Don't be stupid man.
Wasn't exactly my point that in order to prove something to someone, the other party must be open to listening or accepting?
And you translate that general comment towards myself. Interesting. ...and then you call me irrational. 

This reminds me of a claim I once heard about how the joke about the joke was on me. Well, no, sorry, that's not how it works. Either way, the joke is still on you because you made it. It doesn't matter if you meant it as a joke, you didn't clearly delinate that it was. This is straight out of the Andrew Schafly School of Argument. It's ridiculous.
But worse than that, it's simply not true.
If you had offered a rationalization, anywhere, in this entire thread, it might have made sense that it is what you say it is. But you haven't. You haven't even tried to invoke God having an
Omniscient Morality License so He can do this sort of thing "for the greater good", you've just repeatedly stated "He's God". You admitted that you were not prepared to argue this on its rational merits once already.
From your behavior and your existing admissions, it is not at all a stretch to conclude that you are neither willing nor ultimately able to discuss this subject in a rational manner. So no, my friend. The
Pacific Northwest Areboral Octopus is on you, after all.

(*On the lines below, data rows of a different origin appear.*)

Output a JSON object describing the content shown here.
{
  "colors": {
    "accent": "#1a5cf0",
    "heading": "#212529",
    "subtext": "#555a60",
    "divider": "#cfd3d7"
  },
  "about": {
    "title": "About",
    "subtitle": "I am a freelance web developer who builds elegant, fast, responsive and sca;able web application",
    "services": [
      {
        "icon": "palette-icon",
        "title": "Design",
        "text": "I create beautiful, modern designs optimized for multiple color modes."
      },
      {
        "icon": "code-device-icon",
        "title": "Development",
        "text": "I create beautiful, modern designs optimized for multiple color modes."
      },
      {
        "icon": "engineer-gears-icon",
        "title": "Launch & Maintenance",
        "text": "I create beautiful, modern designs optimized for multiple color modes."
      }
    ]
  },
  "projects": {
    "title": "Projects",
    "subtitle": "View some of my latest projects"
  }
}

No, I just an example which is more difficult, since similar to God, it's based on some notions and principles that can't really be mesured.
Only it isn't. To argue moral relativism, with me, in this context, is the height of folly. If anyone was ever deserving of moral relativism on their own traits rather than on the situation itself, God would be that "anyone", because, as I said, Omniscient Morality License.
Yet here you argue moral relativism on the traits of a person rather than their situation with me, when I have just rejected the very concept totally and utterly.
If that's the only conclusion you can come to... There are others, but f'course, you're not even capable of seeing them, let alone pondering over them.
Actually, I am. You probably wish to invoke the persecution complex here in your own mental defense (nobody else is going to be very impressed with it, I suspect, as it's rather old hat). Only it's not our fault, so sorry.
Now, the great pity of this is that we do not shout them or ban them or suppress them. The oroblem are not capable of answering us in a reasonable, rational fashion. A man can only make so many ad hoc assumptions to uphold his beliefs before it becomes a concious effort, and at that point it becomes what was termed in a blog I like to read "chosen to pretend to believe" because, in making a concious effort to continue to believe this, they know on some level that what they believe
is wrong.And to avoid either entering this state, or reminding themselves they are in it, the religious in our midst suppress
themselves.In the battle of reason and magical thinking, reason has forever met magical thinking and demolished it, much as science and engineering have destroyed faith on the battlefield. (Which is considerably more inclusive then mere religious faith; Guadalcanal could be considered American engineering demolishing Japanese racial faith for example.) That is our victory, won perhaps on our terms, but our terms were equitable and fair.
Ours is not an illegitimate trimuph, much as you might like to imagine, and as you have previously tried to claim by insulting the moderating team. It is, perhaps, an easy one; Scotty is the most capable opponent we've had in some time, probably since Liberator (who, despite his easiness to goad, was actually a reasonably good debater when he kept his cool). But victory won easily is still victory. It is not the fault of those who came prepared that the other side did not.